И он перемахнул через бортик, приземлившись на гору жестковорсных коротких валенок. Задернув брезент, он повернулся к Соне, сидевшей на серой груде, на горе валенок, и гора тотчас пришла в движение — грузовик тронулся, разворачиваясь на площади.
— Он отвезет тебя домой. — Андре придвинулся к Соне. — Это вяленки. Да?
— Валенки. — Она тихо, блаженно рассмеялась — опять напутал. Куда, интересно, везут валенки летом? Смешно.
— Русская поговорная басня. — И Андре обнял Соню, пытаясь согреть ее, мокрую, дрожащую. — Я знаю. Готовь сани летом, а тельнягу — зимой.
— Теле-егу! — поправила она его, смеясь. — «Тельнягу»! Ты как Фридрих мой… Тот тоже… Тельняга, тельняшка…
— Кто есть Фридрих? — Андре тут же скорчил зверскую рожу. — Немец? Тебе мало француза?! Буду убивать.
— Его? Меня?
— Оба-два. Ты холодная. Сними платье. Обуй мою рубашку.
— Надень! — Соня все еще смеялась, пытаясь расстегнуть «молнию» на мокром платье, «молния» тоже намокла, не поддавалась, не желала расстегиваться.
Андре мягко, но решительно развернул Соню спиной к себе, борясь с этой упрямой «молнией». Вот его дыхание у самой Сониной шеи, вот теплые, ласковые пальцы… Он расстегивал платье, и Соня выбиралась наружу, высвобождая голые плечи, озябшие руки, сбрасывая с себя эту мокрую холщовую постылую оболочку.
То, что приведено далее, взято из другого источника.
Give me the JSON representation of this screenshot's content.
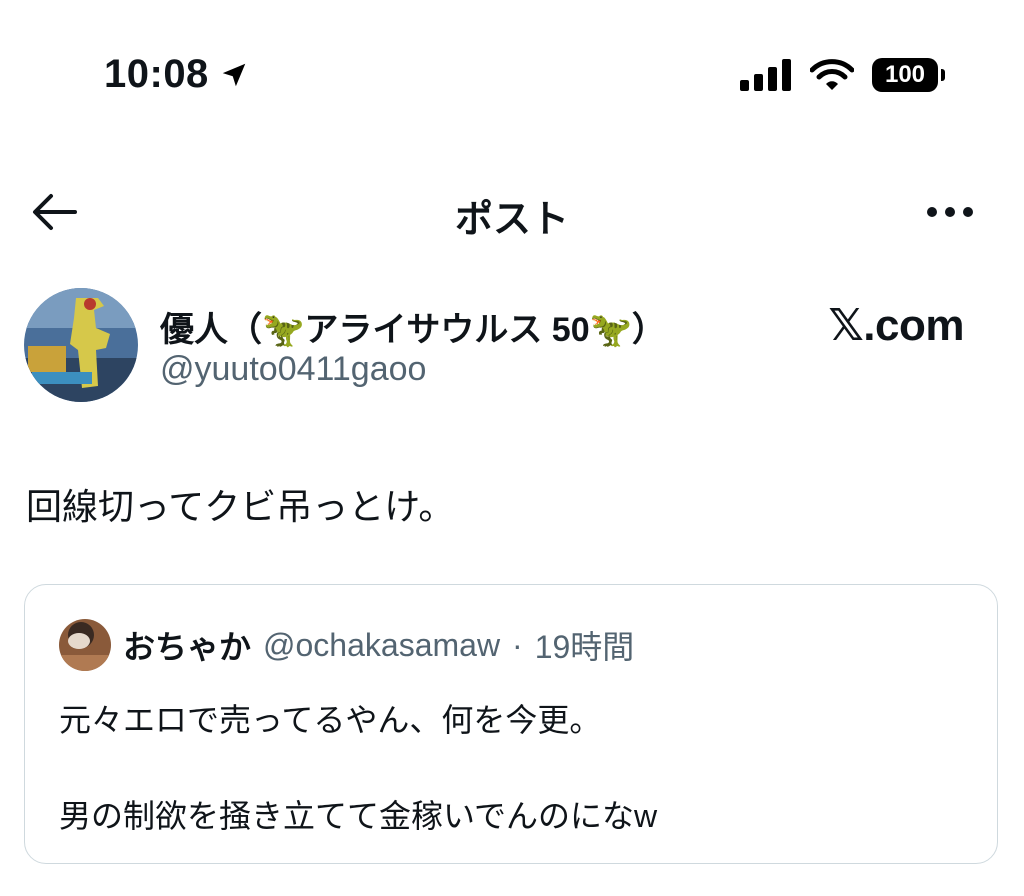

Скорей!
На волю. На свободу. К Андрюше. Вот так. И Соня повернулась к нему, торопливо сдирающему с себя рубашку, впопыхах, через голову, успев расстегнуть только две верхние пуговицы…
Скорее, скорее, уже Самотека, наверное. Самотека, разливанное дождевое море бурлит под мостом, по которому с грохотом проносятся машины. Андре застрял головой в рубашке, Соня бестолково и весело помогала ему. Скорей! Уже Самотека, сама, сама течет дождевою пенной мутной рекой к близкой Сретенке… Это скоро. Все скоро. Все рядом. Пускай!
И Соня откинулась назад, легла на спину, навзничь, на этот серый жестковорсный теплый настил, притянув к себе своего Андрюшу, ничего не боясь. Свобода! Вот как ее этим ливнем промыло, промыло насквозь, до сердцевины, до сердца, дождавшегося своего часа.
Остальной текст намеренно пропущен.